MTV also changed the way it presents its political coverage, right?
When we shared our political catchphrase, “Choose or Lose,” with our audience, they felt it didn’t make any sense. Millennials believe you can vote and not have an impact. They felt that the notion that voting is going to get them what they want is too simplistic — which is fascinating. That would not have been an issue for us even four or eight years ago. But with this generation, any time you talk about elections and voting, the audience would think about how they have massive student debt, or that they can’t find a job. So we came up with a very different campaign name, which spoke as much to the audience as it does to the politicians: “Power of ’12.” This audience believes they are an empowered generation. That was a pretty profound shift.
Most of the things being written about this generation are negative. Millennials are said to be more narcissistic, and to exhibit more depression and anxiety, than previous generations. In your experience, are these generalizations on target?

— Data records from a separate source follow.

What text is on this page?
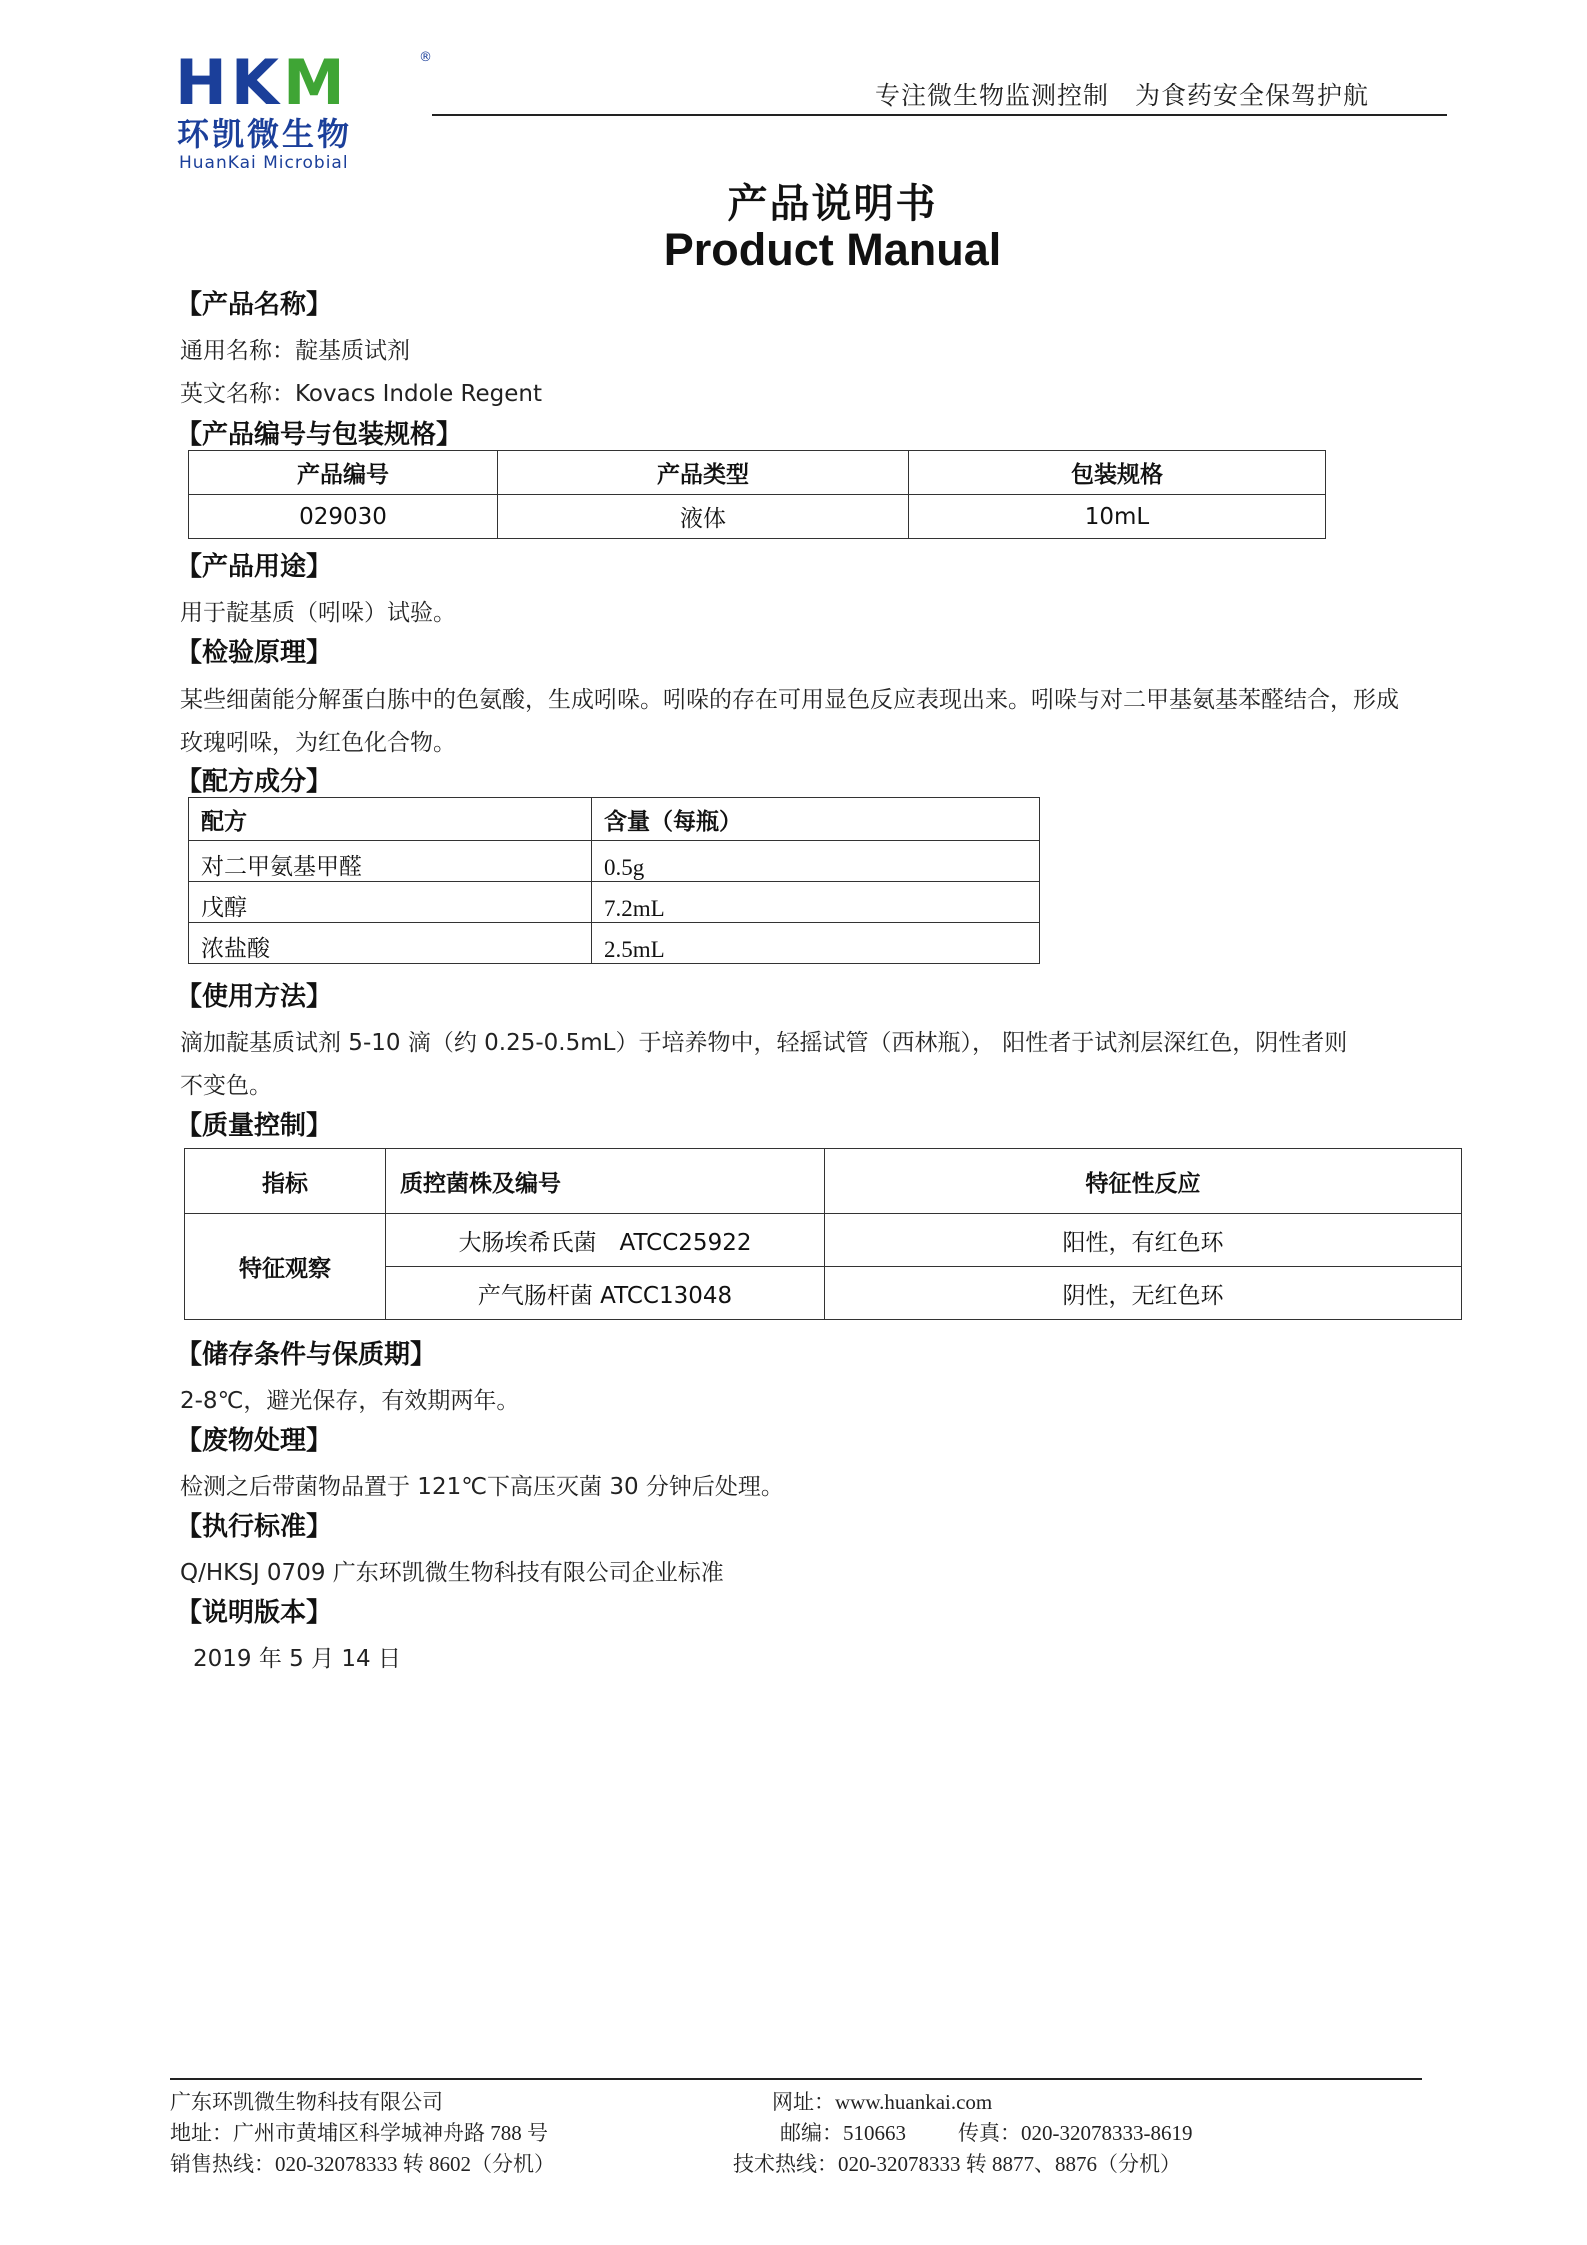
HKM	®
环凯微生物
HuanKai Microbial
专注微生物监测控制　为食药安全保驾护航
产品说明书
Product Manual
【产品名称】
通用名称：靛基质试剂
英文名称：Kovacs Indole Regent
【产品编号与包装规格】
产品编号	产品类型	包装规格
029030	液体	10mL
【产品用途】
用于靛基质（吲哚）试验。
【检验原理】
某些细菌能分解蛋白胨中的色氨酸，生成吲哚。吲哚的存在可用显色反应表现出来。吲哚与对二甲基氨基苯醛结合，形成
玫瑰吲哚，为红色化合物。
【配方成分】
配方	含量（每瓶）
对二甲氨基甲醛	0.5g
戊醇	7.2mL
浓盐酸	2.5mL
【使用方法】
滴加靛基质试剂 5-10 滴（约 0.25-0.5mL）于培养物中，轻摇试管（西林瓶）， 阳性者于试剂层深红色，阴性者则
不变色。
【质量控制】
指标	质控菌株及编号	特征性反应
特征观察	大肠埃希氏菌　ATCC25922	阳性，有红色环
	产气肠杆菌 ATCC13048	阴性，无红色环
【储存条件与保质期】
2-8℃，避光保存，有效期两年。
【废物处理】
检测之后带菌物品置于 121℃下高压灭菌 30 分钟后处理。
【执行标准】
Q/HKSJ 0709 广东环凯微生物科技有限公司企业标准
【说明版本】
2019 年 5 月 14 日
广东环凯微生物科技有限公司	网址：www.huankai.com
地址：广州市黄埔区科学城神舟路 788 号	邮编：510663 传真：020-32078333-8619
销售热线：020-32078333 转 8602（分机）	技术热线：020-32078333 转 8877、8876（分机）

On the whole, we find that they’re remarkably optimistic even though they’re facing probably the worst job market in the past 60 years. So I think what’s surprising to us is their resilience. I think a few years ago, we did see a sense of expectation that they were going to achieve everything by the age of 30. What’s fascinating is that you see a new sense of humility among those who have graduated after 2008.
You’re a generation removed from millennials. Do you feel that you’re learning from them?
I’m absolutely learning from them. It’s one of the best parts of this job. I grew up with an MTV that had this idea of rebellion. Rebellion was central to its ethos. When we ask the current audience “What are you rebelling against?” they don’t know how to answer the question. If you think about the Boomers, they were protesting the system. And you think about the Xers, they just checked out of the system. The current generation believes they are the system and that they’re going to reimagine the culture. That makes more sense and I think is more optimistic.
You’d think the one thing young people would always rebel against would be their parents, but not these days.
Oh, no. They’re not rebelling against their parents at all. They’re moving in with them. They don’t want to leave.